Brazilian designer Inês Schertel, in the Materica exhibition, presents fascinating pieces of slow design made with the wool of 300 sheep of her farm

The architect and designer Inês Schertel abandoned the glamour of the metropolis of São Paulo 25 years ago to live on a farm in São Francisco de Paula, in southern Brazil. Here, over the last six years, with her husband she has cared for a flock of 300 sheep whose wool becomes a source of inspiration and material for the production of exclusive items in rustic felt.

Some of these creations will be presented in the exhibition Materica (on the use of unusual and common materials, deployed in unusual ways) in the spaces of Hotel Nhow in Milan at Via Tortona 35, until 31 October 2019.

Inês Schertel reinforces her passion for slow design and works on her pieces by felting wool and coloring it with botanical dyes, a technique over 6000 years old which she has perfected during trips to Europe and Central Asia.

The wool is pressed by hand with water and olive soap to create various layers that blend in harmony, producing surprising effects.
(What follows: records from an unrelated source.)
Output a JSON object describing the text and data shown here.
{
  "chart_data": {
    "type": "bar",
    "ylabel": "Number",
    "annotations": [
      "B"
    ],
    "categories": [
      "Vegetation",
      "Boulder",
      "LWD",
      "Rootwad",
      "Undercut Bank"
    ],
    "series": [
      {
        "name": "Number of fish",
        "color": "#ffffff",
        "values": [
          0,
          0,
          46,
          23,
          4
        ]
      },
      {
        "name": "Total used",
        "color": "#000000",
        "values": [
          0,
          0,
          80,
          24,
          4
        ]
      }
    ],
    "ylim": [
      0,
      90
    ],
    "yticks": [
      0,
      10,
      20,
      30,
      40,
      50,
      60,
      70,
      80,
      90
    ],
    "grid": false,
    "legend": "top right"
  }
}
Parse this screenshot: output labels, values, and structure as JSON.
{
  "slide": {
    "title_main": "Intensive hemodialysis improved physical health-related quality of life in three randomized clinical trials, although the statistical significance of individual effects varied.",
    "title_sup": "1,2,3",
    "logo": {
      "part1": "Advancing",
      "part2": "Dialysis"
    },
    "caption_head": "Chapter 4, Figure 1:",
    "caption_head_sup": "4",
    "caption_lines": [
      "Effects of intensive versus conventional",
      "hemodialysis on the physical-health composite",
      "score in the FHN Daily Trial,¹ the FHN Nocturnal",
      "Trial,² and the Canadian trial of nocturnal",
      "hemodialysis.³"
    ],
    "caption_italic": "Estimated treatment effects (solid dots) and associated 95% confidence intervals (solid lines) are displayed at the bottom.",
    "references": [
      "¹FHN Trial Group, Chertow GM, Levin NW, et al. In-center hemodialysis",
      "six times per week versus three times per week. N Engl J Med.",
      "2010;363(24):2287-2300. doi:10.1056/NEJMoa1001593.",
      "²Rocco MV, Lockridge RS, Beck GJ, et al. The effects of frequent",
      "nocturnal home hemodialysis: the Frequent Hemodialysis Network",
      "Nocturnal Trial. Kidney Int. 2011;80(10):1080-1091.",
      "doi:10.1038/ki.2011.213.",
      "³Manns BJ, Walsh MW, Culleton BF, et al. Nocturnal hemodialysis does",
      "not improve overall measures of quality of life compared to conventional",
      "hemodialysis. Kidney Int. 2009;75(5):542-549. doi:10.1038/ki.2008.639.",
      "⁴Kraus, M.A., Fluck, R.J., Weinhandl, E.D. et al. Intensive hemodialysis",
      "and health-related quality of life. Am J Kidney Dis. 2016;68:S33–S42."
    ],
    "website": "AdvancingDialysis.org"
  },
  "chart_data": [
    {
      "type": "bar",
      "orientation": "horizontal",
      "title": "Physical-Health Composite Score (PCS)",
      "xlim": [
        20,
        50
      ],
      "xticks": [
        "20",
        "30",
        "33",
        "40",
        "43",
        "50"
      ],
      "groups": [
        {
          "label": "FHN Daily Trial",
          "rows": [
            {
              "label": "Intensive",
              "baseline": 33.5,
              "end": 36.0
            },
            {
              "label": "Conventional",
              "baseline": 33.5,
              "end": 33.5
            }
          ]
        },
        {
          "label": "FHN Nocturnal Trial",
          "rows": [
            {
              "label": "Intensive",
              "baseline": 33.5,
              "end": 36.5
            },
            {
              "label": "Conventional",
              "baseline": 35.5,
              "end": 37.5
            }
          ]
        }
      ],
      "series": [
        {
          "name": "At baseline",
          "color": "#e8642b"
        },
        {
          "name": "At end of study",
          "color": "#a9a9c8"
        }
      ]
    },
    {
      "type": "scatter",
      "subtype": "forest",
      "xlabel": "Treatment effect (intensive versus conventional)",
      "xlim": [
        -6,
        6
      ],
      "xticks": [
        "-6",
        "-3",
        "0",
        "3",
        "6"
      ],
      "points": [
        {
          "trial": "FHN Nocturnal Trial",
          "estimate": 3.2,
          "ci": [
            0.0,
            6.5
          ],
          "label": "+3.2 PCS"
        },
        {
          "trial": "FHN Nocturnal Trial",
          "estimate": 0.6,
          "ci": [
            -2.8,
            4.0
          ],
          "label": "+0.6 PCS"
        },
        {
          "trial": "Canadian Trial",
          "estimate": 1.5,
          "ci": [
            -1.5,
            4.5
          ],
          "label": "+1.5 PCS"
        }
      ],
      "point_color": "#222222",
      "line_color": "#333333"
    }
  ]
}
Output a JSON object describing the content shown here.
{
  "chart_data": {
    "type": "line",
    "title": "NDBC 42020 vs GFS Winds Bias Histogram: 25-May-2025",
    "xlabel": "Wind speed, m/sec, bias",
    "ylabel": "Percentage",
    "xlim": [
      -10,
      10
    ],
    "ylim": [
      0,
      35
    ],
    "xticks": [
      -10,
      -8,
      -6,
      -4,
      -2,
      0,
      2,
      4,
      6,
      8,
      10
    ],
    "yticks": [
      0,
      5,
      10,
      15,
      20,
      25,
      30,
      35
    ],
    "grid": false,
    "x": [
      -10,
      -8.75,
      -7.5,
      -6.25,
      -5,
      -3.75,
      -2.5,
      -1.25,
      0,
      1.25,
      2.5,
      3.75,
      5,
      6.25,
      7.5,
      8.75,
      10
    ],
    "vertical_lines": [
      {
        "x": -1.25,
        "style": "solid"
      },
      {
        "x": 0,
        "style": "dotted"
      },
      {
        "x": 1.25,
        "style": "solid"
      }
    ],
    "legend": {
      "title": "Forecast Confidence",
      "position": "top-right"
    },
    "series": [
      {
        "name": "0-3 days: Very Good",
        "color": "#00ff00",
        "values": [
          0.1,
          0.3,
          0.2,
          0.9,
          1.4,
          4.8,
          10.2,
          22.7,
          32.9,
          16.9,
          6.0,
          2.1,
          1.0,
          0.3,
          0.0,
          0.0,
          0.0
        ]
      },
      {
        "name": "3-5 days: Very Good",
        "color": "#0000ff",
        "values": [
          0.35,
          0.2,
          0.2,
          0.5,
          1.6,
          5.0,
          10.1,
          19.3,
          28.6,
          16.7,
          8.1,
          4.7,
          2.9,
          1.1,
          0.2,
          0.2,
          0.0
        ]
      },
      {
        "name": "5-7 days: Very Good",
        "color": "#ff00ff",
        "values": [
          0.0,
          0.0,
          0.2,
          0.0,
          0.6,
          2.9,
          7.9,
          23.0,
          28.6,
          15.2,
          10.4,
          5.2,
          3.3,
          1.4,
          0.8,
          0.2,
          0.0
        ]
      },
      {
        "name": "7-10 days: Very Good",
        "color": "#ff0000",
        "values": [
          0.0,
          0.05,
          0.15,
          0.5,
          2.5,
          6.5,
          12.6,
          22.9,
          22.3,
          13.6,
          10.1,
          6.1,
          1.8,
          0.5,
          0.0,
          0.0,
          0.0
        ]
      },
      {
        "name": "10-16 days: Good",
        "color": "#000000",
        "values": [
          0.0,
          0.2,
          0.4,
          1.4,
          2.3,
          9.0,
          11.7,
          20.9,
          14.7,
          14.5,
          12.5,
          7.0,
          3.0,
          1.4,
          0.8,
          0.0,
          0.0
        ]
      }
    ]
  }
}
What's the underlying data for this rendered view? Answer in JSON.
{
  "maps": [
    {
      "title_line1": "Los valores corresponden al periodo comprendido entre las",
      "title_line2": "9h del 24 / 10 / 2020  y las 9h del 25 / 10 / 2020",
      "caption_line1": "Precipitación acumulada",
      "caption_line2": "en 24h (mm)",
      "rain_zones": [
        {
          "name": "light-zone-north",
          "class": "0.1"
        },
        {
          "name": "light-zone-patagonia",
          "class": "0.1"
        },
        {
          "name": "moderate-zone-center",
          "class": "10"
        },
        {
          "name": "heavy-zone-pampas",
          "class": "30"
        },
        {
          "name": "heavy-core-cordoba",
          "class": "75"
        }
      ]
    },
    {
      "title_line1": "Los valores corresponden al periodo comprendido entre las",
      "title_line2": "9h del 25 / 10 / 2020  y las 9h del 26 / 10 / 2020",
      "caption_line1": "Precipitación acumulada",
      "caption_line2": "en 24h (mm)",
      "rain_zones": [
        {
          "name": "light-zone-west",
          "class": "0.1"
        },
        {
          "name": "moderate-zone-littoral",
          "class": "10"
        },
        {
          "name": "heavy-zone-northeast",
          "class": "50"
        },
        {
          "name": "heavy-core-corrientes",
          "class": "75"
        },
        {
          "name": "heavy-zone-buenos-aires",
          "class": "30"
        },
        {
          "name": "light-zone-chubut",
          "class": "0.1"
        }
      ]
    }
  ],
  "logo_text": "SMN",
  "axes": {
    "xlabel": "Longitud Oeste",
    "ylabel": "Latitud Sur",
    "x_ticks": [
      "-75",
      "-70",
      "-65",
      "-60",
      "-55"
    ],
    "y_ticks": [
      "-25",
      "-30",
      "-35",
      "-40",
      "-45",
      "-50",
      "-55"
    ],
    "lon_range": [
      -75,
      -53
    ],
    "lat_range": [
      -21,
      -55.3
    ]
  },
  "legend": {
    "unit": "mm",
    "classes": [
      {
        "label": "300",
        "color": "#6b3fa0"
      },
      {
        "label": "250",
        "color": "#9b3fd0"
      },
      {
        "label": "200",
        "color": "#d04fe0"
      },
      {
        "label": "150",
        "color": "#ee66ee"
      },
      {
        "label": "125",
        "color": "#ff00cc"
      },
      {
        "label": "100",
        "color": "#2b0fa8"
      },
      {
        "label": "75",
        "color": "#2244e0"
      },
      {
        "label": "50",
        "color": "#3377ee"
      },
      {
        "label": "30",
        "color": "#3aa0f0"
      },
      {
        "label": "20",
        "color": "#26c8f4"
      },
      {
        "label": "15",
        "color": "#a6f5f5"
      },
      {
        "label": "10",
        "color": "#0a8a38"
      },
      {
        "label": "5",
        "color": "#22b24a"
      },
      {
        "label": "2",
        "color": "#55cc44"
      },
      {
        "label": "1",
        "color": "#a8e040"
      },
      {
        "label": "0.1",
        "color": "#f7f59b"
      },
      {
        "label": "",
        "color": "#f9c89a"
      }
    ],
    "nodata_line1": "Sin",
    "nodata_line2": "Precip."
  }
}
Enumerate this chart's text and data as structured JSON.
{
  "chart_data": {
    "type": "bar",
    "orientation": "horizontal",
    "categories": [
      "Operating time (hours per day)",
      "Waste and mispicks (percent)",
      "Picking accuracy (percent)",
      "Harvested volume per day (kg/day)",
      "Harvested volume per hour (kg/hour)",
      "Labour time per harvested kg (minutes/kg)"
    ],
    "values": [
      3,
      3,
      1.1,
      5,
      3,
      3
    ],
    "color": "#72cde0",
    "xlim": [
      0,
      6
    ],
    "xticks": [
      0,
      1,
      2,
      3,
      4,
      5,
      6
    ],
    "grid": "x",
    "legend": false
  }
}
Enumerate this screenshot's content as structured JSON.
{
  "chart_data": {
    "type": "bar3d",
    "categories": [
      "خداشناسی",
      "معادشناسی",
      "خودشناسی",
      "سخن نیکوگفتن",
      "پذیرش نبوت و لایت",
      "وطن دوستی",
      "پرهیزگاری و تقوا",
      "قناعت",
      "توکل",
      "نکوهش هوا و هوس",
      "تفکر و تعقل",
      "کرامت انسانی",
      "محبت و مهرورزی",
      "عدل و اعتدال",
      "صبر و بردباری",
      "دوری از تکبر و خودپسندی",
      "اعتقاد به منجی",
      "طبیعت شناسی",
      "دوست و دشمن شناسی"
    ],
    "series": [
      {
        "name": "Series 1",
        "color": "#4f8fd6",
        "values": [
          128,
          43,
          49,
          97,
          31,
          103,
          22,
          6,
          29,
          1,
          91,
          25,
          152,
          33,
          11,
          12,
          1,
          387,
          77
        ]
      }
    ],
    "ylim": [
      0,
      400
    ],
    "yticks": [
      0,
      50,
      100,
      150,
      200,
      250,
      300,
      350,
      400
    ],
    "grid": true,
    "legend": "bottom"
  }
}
Through this slow design process Inês Schertel proceeds from the raw material to the production of objects, carefully gauging the environmental impact of the entire operation.

“My work is entirely artisanal. The raw material is the wool from my 300 sheep that live on my farm in São Francisco de Paula. The magical processing of the fibers can last from 30 to 60 days, leading to unique results,” explains the architect born in Porto Alegre, who is showing seven pieces specifically made for Materica: the Truvisca and Porva stools, the Oiga and Meu Bem baskets and the Viração, Graxaim and Caudilho tapestries on the second floor of the hotel.